Doubts emerge over HMRC’s £1.5bn Barclays tax haul

Doubts emerge over HMRC’s £1.5bn Barclays tax haul

Barclays tax haul in spotlight after disclosure orders on additional banks look set to reap smaller returns for Treasury

The taxman’s ability to recoup £1.5bn from Barclays customers in unpaid taxes
has been put in doubt after HM Revenue &
Customs
revealed it was anticipating a much smaller haul from the four other
banks it has subsequently won disclosure orders against.

HMRC estimated that the four offshore
customer account disclosure orders it was awarded by the special commissioners
last week could bring in only £275m, due to a new method of calculation.

The orders were won against four of the UK’s largest banks: Lloyds TSB, HSBC,
HBOS and RBS.

The taxman said that its £275m estimate was generated by a ‘revised
methodology’ that was more cautious than the one used in the landmark Barclays
case it won last year.

A HMRC spokesman said that the Barclays figure had been calculated at the
time as part of a rela-tively new methodology, while the figure for the latest
disclosure orders had benefited from experience and evidence.

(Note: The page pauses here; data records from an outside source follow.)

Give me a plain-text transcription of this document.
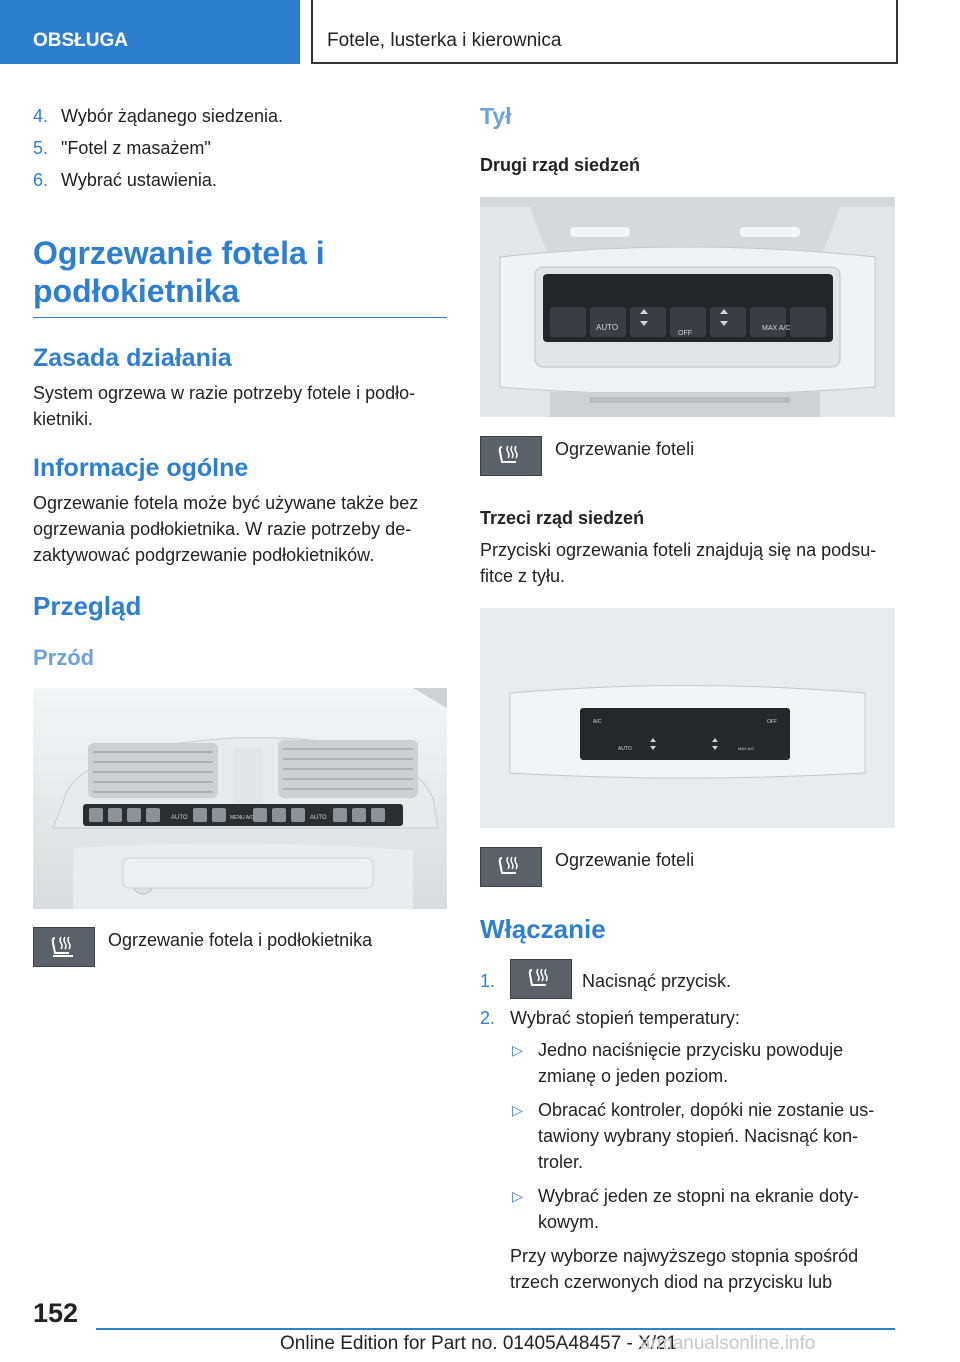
OBSŁUGA	Fotele, lusterka i kierownica
4. Wybór żądanego siedzenia.
5. "Fotel z masażem"
6. Wybrać ustawienia.
Ogrzewanie fotela i
podłokietnika
Zasada działania

System ogrzewa w razie potrzeby fotele i podło-kietniki.

Informacje ogólne

Ogrzewanie fotela może być używane także bez ogrzewania podłokietnika. W razie potrzeby de-zaktywować podgrzewanie podłokietników.

Przegląd
Przód
AUTO	MENU A/C	AUTO
Ogrzewanie fotela i podłokietnika
Tył
Drugi rząd siedzeń
AUTO
OFF
MAX A/C
Ogrzewanie foteli
Trzeci rząd siedzeń

Przyciski ogrzewania foteli znajdują się na podsu-fitce z tyłu.

A/C	OFF
AUTO	MAX A/C
Ogrzewanie foteli
Włączanie
1.	Nacisnąć przycisk.
2. Wybrać stopień temperatury:
▷ Jedno naciśnięcie przycisku powoduje zmianę o jeden poziom.
▷ Obracać kontroler, dopóki nie zostanie us-tawiony wybrany stopień. Nacisnąć kon-troler.
▷ Wybrać jeden ze stopni na ekranie doty-kowym.

Przy wyborze najwyższego stopnia spośród trzech czerwonych diod na przycisku lub

152
Online Edition for Part no. 01405A48457 - X/21
armanualsonline.info
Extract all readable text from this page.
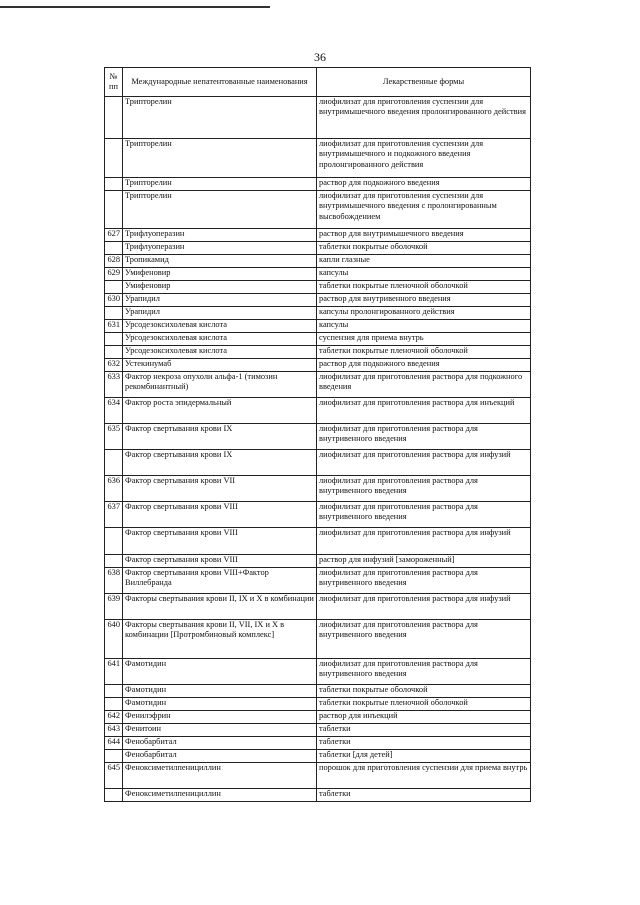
36
№ пп	Международные непатентованные наименования	Лекарственные формы
	Трипторелин	лиофилизат для приготовления суспензии для внутримышечного введения пролонгированного действия
	Трипторелин	лиофилизат для приготовления суспензии для внутримышечного и подкожного введения пролонгированного действия
	Трипторелин	раствор для подкожного введения
	Трипторелин	лиофилизат для приготовления суспензии для внутримышечного введения с пролонгированным высвобождением
627	Трифлуоперазин	раствор для внутримышечного введения
	Трифлуоперазин	таблетки покрытые оболочкой
628	Тропикамид	капли глазные
629	Умифеновир	капсулы
	Умифеновир	таблетки покрытые пленочной оболочкой
630	Урапидил	раствор для внутривенного введения
	Урапидил	капсулы пролонгированного действия
631	Урсодезоксихолевая кислота	капсулы
	Урсодезоксихолевая кислота	суспензия для приема внутрь
	Урсодезоксихолевая кислота	таблетки покрытые пленочной оболочкой
632	Устекинумаб	раствор для подкожного введения
633	Фактор некроза опухоли альфа-1 (тимозин рекомбинантный)	лиофилизат для приготовления раствора для подкожного введения
634	Фактор роста эпидермальный	лиофилизат для приготовления раствора для инъекций
635	Фактор свертывания крови IX	лиофилизат для приготовления раствора для внутривенного введения
	Фактор свертывания крови IX	лиофилизат для приготовления раствора для инфузий
636	Фактор свертывания крови VII	лиофилизат для приготовления раствора для внутривенного введения
637	Фактор свертывания крови VIII	лиофилизат для приготовления раствора для внутривенного введения
	Фактор свертывания крови VIII	лиофилизат для приготовления раствора для инфузий
	Фактор свертывания крови VIII	раствор для инфузий [замороженный]
638	Фактор свертывания крови VIII+Фактор Виллебранда	лиофилизат для приготовления раствора для внутривенного введения
639	Факторы свертывания крови II, IX и X в комбинации	лиофилизат для приготовления раствора для инфузий
640	Факторы свертывания крови II, VII, IX и X в комбинации [Протромбиновый комплекс]	лиофилизат для приготовления раствора для внутривенного введения
641	Фамотидин	лиофилизат для приготовления раствора для внутривенного введения
	Фамотидин	таблетки покрытые оболочкой
	Фамотидин	таблетки покрытые пленочной оболочкой
642	Фенилэфрин	раствор для инъекций
643	Фенитоин	таблетки
644	Фенобарбитал	таблетки
	Фенобарбитал	таблетки [для детей]
645	Феноксиметилпенициллин	порошок для приготовления суспензии для приема внутрь
	Феноксиметилпенициллин	таблетки
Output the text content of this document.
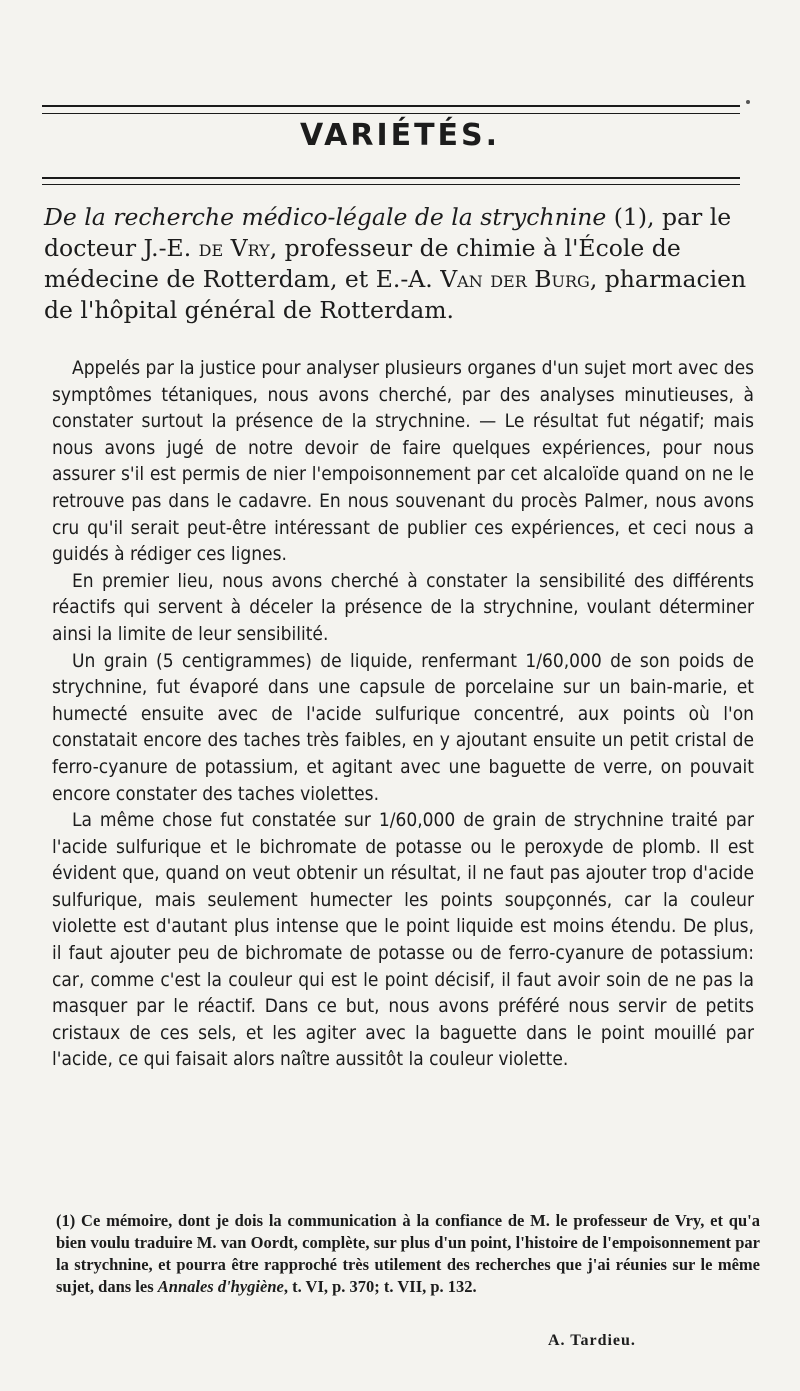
VARIÉTÉS.
De la recherche médico-légale de la strychnine (1), par le docteur J.-E. de Vry, professeur de chimie à l'École de médecine de Rotterdam, et E.-A. Van der Burg, pharmacien de l'hôpital général de Rotterdam.

Appelés par la justice pour analyser plusieurs organes d'un sujet mort avec des symptômes tétaniques, nous avons cherché, par des analyses minutieuses, à constater surtout la présence de la strychnine. — Le résultat fut négatif; mais nous avons jugé de notre devoir de faire quelques expériences, pour nous assurer s'il est permis de nier l'empoisonnement par cet alcaloïde quand on ne le retrouve pas dans le cadavre. En nous souvenant du procès Palmer, nous avons cru qu'il serait peut-être intéressant de publier ces expériences, et ceci nous a guidés à rédiger ces lignes.

En premier lieu, nous avons cherché à constater la sensibilité des différents réactifs qui servent à déceler la présence de la strychnine, voulant déterminer ainsi la limite de leur sensibilité.

Un grain (5 centigrammes) de liquide, renfermant 1/60,000 de son poids de strychnine, fut évaporé dans une capsule de porcelaine sur un bain-marie, et humecté ensuite avec de l'acide sulfurique concentré, aux points où l'on constatait encore des taches très faibles, en y ajoutant ensuite un petit cristal de ferro-cyanure de potassium, et agitant avec une baguette de verre, on pouvait encore constater des taches violettes.

La même chose fut constatée sur 1/60,000 de grain de strychnine traité par l'acide sulfurique et le bichromate de potasse ou le peroxyde de plomb. Il est évident que, quand on veut obtenir un résultat, il ne faut pas ajouter trop d'acide sulfurique, mais seulement humecter les points soupçonnés, car la couleur violette est d'autant plus intense que le point liquide est moins étendu. De plus, il faut ajouter peu de bichromate de potasse ou de ferro-cyanure de potassium: car, comme c'est la couleur qui est le point décisif, il faut avoir soin de ne pas la masquer par le réactif. Dans ce but, nous avons préféré nous servir de petits cristaux de ces sels, et les agiter avec la baguette dans le point mouillé par l'acide, ce qui faisait alors naître aussitôt la couleur violette.

(1) Ce mémoire, dont je dois la communication à la confiance de M. le professeur de Vry, et qu'a bien voulu traduire M. van Oordt, complète, sur plus d'un point, l'histoire de l'empoisonnement par la strychnine, et pourra être rapproché très utilement des recherches que j'ai réunies sur le même sujet, dans les Annales d'hygiène, t. VI, p. 370; t. VII, p. 132.
A. Tardieu.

But HMRC said it believed it could still recover the £1.5bn.

‘We are not necessarily revising that figure,’ said the spokesman.

Grant Thornton tax partner Mike Warburton suggested that the Barclays
estimate may have been deliberately inflated to help persuade the special
commissioners to rule in HMRC’s favour.

There is also the possibility that a lower estimated haul for the other banks
could make it easier to issue an ‘amnesty’.

Warburton questioned whether there was government appetite outside of the
Treasury for an amnesty: ‘I think part of the problem is a battle between
Treasury and others in government over any type of amnesty, so perhaps the
numbers have been played down to make one more possible.’

Anne Redston, the CIoT’s personal tax specialist, said the biggest issue for
HMRC was not whether it would rake back £1.5bn from Barclays, but how to trawl
through the data for the hundreds of thousands of bank customers it now has in
its possession. ‘I’m sure they’ll look to streamline the process, but HMRC has
insisted there will not be an amnesty,’ Redston said.

With staff cuts beckoning, Redston said it was unlikely that HMRC would have
armies of workers available to trawl through individuals’ details. ‘It would be
helpful for HMRC to say something soon about its plans,’ she said.